5:15am Back to my bunk for some sleep before dawn. Party later today - music, nice snacks and a good meal - and maybe a G&T.... I'm feeling great!
5:35am First light before dawn... sleep...
8:20am Bright sunny day with very little cloud. Making ~6kt in 20kt wind from ESE - seas well up so a bit rough. Well heeled over. Course around 030T. Downloading weatherfaxes.
Last night, it looked as though by keeping to this course we stood a chance that most of the big fishing fleet above 01N will be to our W, although three vessels were then heading S to cross our path later today. I'll be in contact later with Colin, who has Internet, to check on their latest whereabouts and course. Hopefully, we'll all stay well clear of each other - maybe there'll even be someone who can speak English over the VHF radio to help in that?!
Looks as though we'll have to cross the ITCZ around 6-7N - I was hoping it might disappear for a time on our path as we get closer, just as it has to W of 175W... but not looking like that just now.
While sailing around the world, I'm trying to raise funds to help support the superb life-saving work done by the RNLI (Lifeboats) in Britain each and every day of the year, regardless how bad the weather. In fact, the worse it is, the more likely they are out there, helping someone in distress - whether a swimmer, surfer, small boat or big ship, night or day, summer or winter, and it is a charity - no government funding - so they rely on our help to fund their intensive training and maintain their equipment.
It would be great if you would take a moment to click on the Lifeboats link here (https://www.justgiving.com/fundraising/Jeanne-Socrates2), if you'd like to show your support for my efforts at sailing solo, nonstop, unassisted around the globe, trying to set a World Record as the oldest person to do so, by donating something towards the great work the RNLI do every day. If a lot of people put in even a small amount, it all adds up... Thanks a lot! If you can help, it will be very much appreciated. Let's see if we can reach my target!
(I hear that some readers might need to talk to their bank BEFORE trying to make a donation to the RNLI since many US banks routinely block foreign transactions unless they are notified in advance.)

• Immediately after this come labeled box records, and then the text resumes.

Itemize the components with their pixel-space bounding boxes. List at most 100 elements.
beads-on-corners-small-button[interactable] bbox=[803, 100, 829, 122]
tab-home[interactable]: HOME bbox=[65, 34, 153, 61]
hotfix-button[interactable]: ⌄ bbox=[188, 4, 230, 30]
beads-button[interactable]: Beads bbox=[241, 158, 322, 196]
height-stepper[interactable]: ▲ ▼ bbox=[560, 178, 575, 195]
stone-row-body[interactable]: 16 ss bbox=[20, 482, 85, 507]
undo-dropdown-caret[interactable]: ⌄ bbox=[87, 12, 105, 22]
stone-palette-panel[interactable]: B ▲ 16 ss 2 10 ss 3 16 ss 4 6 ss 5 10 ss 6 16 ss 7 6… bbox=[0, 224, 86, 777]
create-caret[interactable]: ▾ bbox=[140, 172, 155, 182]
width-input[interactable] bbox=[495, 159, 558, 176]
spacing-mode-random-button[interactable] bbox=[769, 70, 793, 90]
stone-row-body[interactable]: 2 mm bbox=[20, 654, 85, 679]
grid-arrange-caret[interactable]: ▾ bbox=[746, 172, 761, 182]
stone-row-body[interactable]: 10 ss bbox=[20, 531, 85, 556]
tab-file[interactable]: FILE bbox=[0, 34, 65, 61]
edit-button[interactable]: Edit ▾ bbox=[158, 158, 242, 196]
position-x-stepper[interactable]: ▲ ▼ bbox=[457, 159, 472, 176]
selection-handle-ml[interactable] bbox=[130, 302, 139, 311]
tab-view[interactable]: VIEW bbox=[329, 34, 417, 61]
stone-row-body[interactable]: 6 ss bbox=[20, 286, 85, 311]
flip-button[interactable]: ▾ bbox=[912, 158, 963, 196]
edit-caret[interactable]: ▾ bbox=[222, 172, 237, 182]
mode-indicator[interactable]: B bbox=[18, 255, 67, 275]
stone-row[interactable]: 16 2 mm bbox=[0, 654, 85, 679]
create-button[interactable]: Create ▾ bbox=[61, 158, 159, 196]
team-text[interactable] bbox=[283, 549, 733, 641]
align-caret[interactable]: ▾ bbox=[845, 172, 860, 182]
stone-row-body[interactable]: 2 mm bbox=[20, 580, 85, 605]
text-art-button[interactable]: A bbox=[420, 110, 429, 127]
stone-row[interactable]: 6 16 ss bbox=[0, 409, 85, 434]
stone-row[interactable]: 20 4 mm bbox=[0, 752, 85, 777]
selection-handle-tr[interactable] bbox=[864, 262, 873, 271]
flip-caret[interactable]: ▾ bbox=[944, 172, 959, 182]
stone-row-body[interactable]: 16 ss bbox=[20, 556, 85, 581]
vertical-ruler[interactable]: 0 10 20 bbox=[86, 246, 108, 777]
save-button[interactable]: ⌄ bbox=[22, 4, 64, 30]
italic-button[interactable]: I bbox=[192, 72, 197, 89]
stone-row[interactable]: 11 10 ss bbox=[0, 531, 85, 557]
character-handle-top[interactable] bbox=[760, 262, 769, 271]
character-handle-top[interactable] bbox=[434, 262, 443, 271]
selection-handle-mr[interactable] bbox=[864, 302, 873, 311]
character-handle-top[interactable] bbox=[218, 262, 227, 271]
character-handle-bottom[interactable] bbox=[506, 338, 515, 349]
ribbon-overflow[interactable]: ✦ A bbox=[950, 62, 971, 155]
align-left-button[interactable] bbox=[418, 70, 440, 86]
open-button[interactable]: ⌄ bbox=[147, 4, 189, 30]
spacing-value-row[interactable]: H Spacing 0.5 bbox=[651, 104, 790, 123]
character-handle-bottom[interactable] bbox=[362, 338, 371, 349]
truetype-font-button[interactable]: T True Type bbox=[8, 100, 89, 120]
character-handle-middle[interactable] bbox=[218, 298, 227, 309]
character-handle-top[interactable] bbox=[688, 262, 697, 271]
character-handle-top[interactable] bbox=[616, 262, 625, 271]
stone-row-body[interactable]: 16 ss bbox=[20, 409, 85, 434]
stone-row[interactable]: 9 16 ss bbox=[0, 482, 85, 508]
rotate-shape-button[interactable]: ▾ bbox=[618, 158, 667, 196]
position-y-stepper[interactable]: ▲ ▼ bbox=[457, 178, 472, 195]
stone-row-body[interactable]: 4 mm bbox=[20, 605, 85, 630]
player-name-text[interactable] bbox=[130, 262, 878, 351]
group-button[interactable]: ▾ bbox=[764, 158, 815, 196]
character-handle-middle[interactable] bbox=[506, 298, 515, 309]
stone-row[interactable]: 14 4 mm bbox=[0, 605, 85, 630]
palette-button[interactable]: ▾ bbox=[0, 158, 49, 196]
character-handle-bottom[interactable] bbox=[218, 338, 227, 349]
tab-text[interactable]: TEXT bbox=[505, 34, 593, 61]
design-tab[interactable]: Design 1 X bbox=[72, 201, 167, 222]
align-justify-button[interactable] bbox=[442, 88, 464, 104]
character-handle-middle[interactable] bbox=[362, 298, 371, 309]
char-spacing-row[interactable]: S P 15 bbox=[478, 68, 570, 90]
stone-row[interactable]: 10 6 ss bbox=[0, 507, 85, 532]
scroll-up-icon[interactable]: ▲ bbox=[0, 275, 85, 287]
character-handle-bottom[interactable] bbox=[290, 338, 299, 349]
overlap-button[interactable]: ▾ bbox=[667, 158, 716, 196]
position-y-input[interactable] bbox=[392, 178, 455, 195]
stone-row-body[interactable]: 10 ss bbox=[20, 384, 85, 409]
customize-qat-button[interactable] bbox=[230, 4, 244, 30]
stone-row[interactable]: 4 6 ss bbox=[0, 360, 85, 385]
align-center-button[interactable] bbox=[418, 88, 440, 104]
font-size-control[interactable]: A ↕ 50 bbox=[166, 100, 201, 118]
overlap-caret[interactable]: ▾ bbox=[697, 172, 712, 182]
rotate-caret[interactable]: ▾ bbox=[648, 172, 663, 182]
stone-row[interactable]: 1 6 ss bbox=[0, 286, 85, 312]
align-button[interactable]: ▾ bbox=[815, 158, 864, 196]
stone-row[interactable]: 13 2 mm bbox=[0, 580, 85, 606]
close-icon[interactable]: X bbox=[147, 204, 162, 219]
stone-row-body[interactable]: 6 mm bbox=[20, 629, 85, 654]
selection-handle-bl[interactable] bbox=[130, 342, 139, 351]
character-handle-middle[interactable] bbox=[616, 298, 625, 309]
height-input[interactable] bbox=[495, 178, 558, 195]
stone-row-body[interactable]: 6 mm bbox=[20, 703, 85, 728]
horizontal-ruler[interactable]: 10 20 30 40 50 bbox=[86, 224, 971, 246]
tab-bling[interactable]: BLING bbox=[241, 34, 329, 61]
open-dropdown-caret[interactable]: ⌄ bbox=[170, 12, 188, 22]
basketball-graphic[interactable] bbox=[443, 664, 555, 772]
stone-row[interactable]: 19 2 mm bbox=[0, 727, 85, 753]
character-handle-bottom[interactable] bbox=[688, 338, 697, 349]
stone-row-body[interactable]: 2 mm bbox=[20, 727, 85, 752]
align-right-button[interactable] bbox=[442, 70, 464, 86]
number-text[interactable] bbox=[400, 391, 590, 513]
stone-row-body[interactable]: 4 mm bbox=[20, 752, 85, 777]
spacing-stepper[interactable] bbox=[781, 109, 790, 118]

1900GMT (= 9 a.m. LT = Tahiti/Hawaii time) - end of Day 293. We made 122 n.ml. DMG, measured in a straight line between the two 1900GMT positions. Good to celebrate Equator crossing with a half-decent DMG!
Total distance covered from Victoria, B.C., to end of Day 293 (by daily DMGs): 23,879 n.ml.
Distances (at 1700GMT): Equator: 22 n.ml. to S; East Cape, N.Z.: 2913 n.ml. to SW; Papeete, Tahiti: 1076 n.ml. to S; Honolulu: 1360 n.ml. to NNW
Position, as posted to www.Winlink.org and www.Shiptrak.org (using my US callsign KC2IOV):
TIME: 2019/07/23 19:00GMT LATITUDE: 00-22.47N LONGITUDE: 148-45.30W
COURSE: 034T SPEED: 6.4kt
WIND_SPEED: 18kt WIND_DIR: ESE SWELL_DIR: ESE SWELL_HT: 2.2m CLOUDS: 10%
BARO: 1012.1hPa TREND: 0 AIR_TEMP: 30.0C SEA_TEMP: 35.0C
COMMENT: Crossed Eq at 1418Z - in company with radio friends!